Unification, participation, and cultural innovation.

Unification, participation, and cultural innovation.

There is one habit I seem to have developed in the last year or so. It is my ritual for when i arrive in areas which have cultural, environmental, historical and spiritual importance. I paint myself with Ochre.

It is so easy for us to be transported to a special place, we hop into our cars, we pop some finite mineral resources into our tanks and drive off. After a bit of driving and perhaps a GPS device, we arrive at our destination and take in a breath of ancient air.
Done. We’re here. Lets go explore!
This habit of arriving at a special place and not taking the time to acknowledge the history and significance if that place is a result of our culture and socialization – a culture which is still in it’s infancy.

For many many years, aboriginal cultures walked. They walked from place to place, dependent on the availability of food. If the land-base was starting to decline, Aboriginal people moved to other areas to let those first ecological systems recover, an example of true sustainability.
This movement from place to place took with it a reverence, a respect, an actual journey from a place with little, to one with plenty. A transition which created a mental shift in the mind from one concerning the need to survive, to eat, to relocate, to a mental space of plenty, of richness. This reverence and respect is what western culture is missing. Our cultural adolescence demands immediacy, constant stimuli, discovery and spiritual larceny. We strive to see the one-big-thing which makes an area special, the famous tall tree, the much talked about water hole, the mysterious valley, and we are so focused on doing something and that we forget about being something. I’m guilty of it, we all are – we want to get there now, we want to find it, and we want to take a piece of it home with us to put on our mantle. Like when you take a prettier shell than ordinary home with you, a mossy rock, a sample of black sand from a New Zealand beach, or in my case, the epiphytic orchid which blew off from a tree onto a road. We take because we want to have a little reminder of the spiritual essence of a place.
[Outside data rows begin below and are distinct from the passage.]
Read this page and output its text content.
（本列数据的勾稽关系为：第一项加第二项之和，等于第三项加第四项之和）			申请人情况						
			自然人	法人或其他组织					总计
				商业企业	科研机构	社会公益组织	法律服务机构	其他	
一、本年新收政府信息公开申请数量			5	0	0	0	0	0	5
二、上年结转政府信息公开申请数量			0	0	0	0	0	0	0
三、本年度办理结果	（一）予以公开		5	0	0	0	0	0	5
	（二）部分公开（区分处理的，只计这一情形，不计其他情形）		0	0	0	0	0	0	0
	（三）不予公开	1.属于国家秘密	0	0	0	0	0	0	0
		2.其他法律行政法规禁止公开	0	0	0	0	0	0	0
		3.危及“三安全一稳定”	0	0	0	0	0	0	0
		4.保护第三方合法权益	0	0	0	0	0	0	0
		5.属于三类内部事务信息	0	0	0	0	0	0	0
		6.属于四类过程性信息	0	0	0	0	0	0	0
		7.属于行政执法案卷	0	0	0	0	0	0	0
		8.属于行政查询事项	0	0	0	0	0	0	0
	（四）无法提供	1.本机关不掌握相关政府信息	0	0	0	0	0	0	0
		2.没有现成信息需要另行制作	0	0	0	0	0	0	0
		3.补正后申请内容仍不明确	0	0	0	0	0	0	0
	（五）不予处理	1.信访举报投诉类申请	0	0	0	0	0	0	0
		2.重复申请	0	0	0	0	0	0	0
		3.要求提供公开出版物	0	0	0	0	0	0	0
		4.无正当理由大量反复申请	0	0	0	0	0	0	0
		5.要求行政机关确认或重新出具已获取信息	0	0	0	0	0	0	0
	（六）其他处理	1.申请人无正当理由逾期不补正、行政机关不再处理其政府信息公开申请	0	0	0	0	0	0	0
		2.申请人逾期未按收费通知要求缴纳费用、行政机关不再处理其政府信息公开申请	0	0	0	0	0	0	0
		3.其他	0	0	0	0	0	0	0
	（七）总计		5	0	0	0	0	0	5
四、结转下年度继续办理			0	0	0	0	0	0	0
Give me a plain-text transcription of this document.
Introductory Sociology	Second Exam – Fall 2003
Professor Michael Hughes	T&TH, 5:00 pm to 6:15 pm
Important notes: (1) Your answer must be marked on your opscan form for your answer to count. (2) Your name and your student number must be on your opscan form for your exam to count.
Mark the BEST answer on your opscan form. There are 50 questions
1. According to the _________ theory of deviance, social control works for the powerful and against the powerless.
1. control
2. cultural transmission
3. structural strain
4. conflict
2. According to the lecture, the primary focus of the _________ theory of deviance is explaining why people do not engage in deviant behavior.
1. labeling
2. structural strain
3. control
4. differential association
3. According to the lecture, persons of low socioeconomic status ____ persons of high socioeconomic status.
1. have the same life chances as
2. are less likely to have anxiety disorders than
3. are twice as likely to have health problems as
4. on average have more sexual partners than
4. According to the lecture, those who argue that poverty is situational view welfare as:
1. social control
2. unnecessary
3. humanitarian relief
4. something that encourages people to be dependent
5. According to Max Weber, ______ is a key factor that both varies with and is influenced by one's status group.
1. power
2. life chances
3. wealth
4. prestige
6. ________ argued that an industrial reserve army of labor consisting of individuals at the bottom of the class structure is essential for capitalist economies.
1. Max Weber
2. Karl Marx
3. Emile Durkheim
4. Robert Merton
I find myself having to be reminded that when i go to a national park, nature reserve or conservation area, its not about doing, seeing, or taking something from that place, its about being in that place, and being satisfied by knowing that you can absorb the beauty of a special environment without physically taking something from it.


So what’s happened is that now, whenever i go somewhere which is special, i hold a stone in my hand, and i engage with it. I say hello to it! I say hello and thanks to the environment i am in. I acknowledge it and respect it. I combine the landscape and my body together to form a mutual bond, a new being – a being which only exists in that time, is born and dies then and there. I grind a stone against another and mix it with water or saliva until it is a fine paste. I apply it to my skin, tracing along the lines of my veins, across my face and chest. The land is as close to my body as it ever will be, millimeters away from my blood stream where the particles of iron in my blood are almost close enough to touch the particles of iron in the rock. Then i wait and i am. I am truly being. The ochre dries on my skin and it is then that i feel true unification, the end of a mental process of consolidation with the land. I might look a little weird to others, but i don’t give a crap, this is my way of showing that i have truly arrived at a special place, where i will respect and acknowledge the ancient beauty of a place that i love. I then wash the ochre off my skin to see the minerals return to the land from which they came, taking with it a sample of my skin – the place was in my skin, and now my skin is in the place.

Unification – participation – cultural innovation.